Allgemeine Geschäftsbedingungen
Stand: Juli 2026
§ 1 Geltungsbereich
Diese Allgemeinen Geschäftsbedingungen gelten für alle Leistungsverträge zwischen Stephan Schaefer (nachfolgend „Auftragnehmer") und Unternehmern im Sinne von § 14 BGB (nachfolgend „Auftraggeber"). Entgegenstehende oder abweichende Bedingungen des Auftraggebers werden nicht anerkannt, sofern der Auftragnehmer ihnen nicht ausdrücklich schriftlich zugestimmt hat.
§ 2 Leistungsgegenstand
Gegenstand des Vertrags ist die Erbringung von Softwareentwicklungsleistungen (Individualentwicklung, Anpassung bestehender Software, Beratung, Schnittstellen, Wartung) gemäß dem jeweiligen Angebot oder Auftrag.
§ 3 Abrechnung
Aufwandsbasiert (Standard): Leistungen werden nach tatsächlichem Zeitaufwand abgerechnet. Der Stundensatz wird im Angebot festgelegt. Abgerechnet wird in 15-Minuten-Schritten.

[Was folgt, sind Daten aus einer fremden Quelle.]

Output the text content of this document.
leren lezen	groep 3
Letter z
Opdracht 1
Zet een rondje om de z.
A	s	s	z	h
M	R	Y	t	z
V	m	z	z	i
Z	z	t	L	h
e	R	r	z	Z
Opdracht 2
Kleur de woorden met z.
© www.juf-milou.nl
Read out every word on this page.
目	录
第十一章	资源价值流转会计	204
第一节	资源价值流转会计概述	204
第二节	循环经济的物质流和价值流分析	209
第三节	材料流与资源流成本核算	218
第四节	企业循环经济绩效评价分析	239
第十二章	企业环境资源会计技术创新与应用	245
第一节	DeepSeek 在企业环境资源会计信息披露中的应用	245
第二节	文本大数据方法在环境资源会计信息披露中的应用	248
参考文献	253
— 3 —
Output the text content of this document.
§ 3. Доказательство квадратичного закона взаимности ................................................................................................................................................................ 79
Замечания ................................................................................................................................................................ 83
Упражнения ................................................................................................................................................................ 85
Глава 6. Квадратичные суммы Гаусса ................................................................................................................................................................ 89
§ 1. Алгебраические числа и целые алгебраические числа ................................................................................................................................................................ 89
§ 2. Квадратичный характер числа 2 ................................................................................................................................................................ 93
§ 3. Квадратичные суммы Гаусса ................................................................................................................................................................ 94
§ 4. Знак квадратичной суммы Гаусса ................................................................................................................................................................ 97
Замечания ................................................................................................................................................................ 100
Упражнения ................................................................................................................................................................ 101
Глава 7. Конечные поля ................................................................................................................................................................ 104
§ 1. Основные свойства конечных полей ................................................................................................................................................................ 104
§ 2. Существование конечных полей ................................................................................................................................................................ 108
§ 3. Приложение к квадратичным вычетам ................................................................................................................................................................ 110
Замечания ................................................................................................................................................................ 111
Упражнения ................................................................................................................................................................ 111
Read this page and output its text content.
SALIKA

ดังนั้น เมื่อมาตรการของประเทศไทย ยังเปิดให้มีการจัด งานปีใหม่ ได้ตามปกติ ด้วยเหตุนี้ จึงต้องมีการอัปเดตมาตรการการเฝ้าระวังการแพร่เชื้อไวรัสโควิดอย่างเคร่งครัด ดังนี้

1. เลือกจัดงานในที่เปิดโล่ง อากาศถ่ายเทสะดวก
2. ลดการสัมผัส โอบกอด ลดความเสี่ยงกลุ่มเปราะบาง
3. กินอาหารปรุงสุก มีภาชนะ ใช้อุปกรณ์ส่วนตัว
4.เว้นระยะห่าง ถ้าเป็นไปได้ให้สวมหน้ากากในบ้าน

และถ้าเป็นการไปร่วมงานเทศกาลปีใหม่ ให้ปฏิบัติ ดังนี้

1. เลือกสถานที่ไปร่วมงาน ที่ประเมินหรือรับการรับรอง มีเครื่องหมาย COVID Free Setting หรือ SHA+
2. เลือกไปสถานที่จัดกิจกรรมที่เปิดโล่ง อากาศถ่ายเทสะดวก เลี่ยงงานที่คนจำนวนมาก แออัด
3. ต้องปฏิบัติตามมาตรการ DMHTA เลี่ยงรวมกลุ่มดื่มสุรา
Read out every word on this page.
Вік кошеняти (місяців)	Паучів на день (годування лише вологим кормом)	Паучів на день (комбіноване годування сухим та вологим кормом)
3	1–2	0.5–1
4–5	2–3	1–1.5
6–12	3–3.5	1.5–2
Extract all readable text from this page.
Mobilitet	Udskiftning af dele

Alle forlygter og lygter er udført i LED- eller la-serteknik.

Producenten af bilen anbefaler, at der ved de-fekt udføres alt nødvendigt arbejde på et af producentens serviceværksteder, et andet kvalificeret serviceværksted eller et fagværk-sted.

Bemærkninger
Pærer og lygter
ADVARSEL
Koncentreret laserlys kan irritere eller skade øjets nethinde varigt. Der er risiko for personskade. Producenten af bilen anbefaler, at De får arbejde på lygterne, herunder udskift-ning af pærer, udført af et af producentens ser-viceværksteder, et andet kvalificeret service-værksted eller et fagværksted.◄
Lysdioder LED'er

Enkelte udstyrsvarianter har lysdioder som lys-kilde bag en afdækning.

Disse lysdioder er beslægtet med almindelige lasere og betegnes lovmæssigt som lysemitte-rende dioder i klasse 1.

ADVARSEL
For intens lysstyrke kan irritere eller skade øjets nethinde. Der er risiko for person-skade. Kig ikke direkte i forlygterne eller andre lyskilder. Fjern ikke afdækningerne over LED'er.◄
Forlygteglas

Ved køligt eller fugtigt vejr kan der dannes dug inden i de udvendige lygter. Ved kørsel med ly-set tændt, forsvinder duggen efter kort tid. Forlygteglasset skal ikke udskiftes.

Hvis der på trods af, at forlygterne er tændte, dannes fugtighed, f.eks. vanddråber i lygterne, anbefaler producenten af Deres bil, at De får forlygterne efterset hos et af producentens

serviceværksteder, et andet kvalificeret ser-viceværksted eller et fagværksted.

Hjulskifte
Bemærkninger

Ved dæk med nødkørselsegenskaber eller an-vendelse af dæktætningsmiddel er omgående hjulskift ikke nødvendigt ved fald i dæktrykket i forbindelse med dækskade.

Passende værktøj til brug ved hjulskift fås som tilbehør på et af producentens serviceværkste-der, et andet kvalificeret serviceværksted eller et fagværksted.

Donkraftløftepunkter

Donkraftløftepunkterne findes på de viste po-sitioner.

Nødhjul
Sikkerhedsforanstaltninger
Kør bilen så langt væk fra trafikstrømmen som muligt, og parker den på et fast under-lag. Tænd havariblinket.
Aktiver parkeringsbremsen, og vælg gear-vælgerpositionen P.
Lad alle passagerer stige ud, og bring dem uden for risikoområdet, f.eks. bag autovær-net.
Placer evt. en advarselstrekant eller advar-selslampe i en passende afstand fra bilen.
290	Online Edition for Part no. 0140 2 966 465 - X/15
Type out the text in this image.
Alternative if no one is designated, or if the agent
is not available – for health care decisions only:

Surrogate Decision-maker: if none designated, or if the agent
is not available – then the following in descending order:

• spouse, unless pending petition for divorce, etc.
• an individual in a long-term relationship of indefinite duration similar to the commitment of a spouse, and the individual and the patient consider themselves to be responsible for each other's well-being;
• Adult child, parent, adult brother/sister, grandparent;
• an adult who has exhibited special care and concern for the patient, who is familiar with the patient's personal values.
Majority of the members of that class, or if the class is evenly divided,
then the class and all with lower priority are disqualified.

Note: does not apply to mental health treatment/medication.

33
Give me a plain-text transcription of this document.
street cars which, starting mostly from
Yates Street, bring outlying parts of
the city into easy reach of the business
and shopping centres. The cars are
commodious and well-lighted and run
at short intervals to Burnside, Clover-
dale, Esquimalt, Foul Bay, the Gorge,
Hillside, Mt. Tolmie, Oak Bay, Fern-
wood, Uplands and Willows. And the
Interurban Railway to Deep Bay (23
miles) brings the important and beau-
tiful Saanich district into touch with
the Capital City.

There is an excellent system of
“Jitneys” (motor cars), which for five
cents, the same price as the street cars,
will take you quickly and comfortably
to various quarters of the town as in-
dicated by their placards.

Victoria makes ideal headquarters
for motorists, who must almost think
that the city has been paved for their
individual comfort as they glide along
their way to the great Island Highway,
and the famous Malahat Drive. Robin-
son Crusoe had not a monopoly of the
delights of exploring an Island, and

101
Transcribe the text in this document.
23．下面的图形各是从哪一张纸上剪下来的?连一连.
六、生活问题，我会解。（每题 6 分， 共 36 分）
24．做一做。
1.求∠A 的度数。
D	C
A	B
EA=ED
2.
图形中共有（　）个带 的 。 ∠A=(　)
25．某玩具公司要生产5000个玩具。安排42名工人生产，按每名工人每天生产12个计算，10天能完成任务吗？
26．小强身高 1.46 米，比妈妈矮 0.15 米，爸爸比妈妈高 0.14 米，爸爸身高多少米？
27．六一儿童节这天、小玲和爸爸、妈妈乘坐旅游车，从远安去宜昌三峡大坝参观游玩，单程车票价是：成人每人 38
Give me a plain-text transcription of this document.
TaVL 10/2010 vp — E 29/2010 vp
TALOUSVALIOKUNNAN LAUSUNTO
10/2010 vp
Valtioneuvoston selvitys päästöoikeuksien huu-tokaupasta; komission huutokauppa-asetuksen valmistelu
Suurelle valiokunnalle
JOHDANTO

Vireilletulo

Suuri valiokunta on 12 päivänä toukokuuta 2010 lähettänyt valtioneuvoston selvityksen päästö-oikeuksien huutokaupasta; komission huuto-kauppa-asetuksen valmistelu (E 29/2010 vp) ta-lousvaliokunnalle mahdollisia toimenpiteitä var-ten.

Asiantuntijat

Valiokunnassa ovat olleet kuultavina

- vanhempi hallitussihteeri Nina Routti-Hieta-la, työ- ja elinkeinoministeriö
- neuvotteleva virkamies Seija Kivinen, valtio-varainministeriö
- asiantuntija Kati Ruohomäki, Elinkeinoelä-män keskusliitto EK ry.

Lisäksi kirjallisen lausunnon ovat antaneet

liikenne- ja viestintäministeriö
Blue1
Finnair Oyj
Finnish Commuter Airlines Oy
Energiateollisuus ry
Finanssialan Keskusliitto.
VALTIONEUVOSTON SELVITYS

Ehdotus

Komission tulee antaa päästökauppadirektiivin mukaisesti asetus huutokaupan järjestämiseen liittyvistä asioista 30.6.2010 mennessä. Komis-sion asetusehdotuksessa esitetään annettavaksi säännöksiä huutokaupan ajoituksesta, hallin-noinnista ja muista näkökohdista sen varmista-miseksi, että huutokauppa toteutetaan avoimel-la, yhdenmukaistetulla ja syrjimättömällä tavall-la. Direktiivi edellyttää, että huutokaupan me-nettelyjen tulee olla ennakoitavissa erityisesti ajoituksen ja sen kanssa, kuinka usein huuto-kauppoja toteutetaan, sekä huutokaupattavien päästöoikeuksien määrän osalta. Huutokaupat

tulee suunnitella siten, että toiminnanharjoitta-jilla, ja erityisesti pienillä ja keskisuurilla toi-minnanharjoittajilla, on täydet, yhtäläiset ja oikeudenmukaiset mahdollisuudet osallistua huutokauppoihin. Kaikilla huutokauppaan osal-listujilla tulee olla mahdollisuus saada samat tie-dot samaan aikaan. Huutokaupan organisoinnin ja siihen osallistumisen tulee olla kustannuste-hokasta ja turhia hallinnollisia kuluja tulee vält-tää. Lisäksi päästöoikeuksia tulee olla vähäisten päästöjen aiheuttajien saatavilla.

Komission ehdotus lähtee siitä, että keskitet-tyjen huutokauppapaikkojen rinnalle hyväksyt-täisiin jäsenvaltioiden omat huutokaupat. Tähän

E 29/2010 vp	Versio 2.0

Festpreis (auf Anfrage): Für klar abgegrenzte Vorhaben ist ein Festpreis möglich. Dieser gilt für den im Angebot beschriebenen Leistungsumfang. Änderungen des Umfangs werden gesondert vereinbart und berechnet.
Rechnungen sind innerhalb von 14 Tagen nach Rechnungsdatum ohne Abzug zu begleichen.
§ 4 Mitwirkungspflichten des Auftraggebers
Der Auftraggeber stellt alle für die Leistungserbringung erforderlichen Informationen, Zugänge und Materialien rechtzeitig zur Verfügung. Verzögerungen durch fehlende Mitwirkung gehen nicht zu Lasten des Auftragnehmers und berechtigen zur Anpassung von Zeitplan und Vergütung.
§ 5 Abnahme
Nach Fertigstellung erhält der Auftraggeber die Leistung zur Prüfung. Abnahme gilt als erteilt, wenn der Auftraggeber nicht innerhalb von 14 Tagen schriftlich begründete Mängel anzeigt oder die Software produktiv einsetzt.
§ 6 Mängelhaftung
Für Mängel an individuell entwickelter Software gilt eine Gewährleistungsfrist von 12 Monaten ab Abnahme. Die Nacherfüllung (Nachbesserung oder Neulieferung) hat Vorrang.
§ 7 Haftungsbeschränkung
Die Haftung des Auftragnehmers ist auf Vorsatz und grobe Fahrlässigkeit beschränkt, es sei denn, es handelt sich um die Verletzung wesentlicher Vertragspflichten (Kardinalpflichten). Im Fall der Verletzung von Kardinalpflichten ist die Haftung auf den vorhersehbaren, vertragstypischen Schaden begrenzt. Die Haftung für entgangenen Gewinn, mittelbare Schäden und Datenverluste ist ausgeschlossen, soweit gesetzlich zulässig.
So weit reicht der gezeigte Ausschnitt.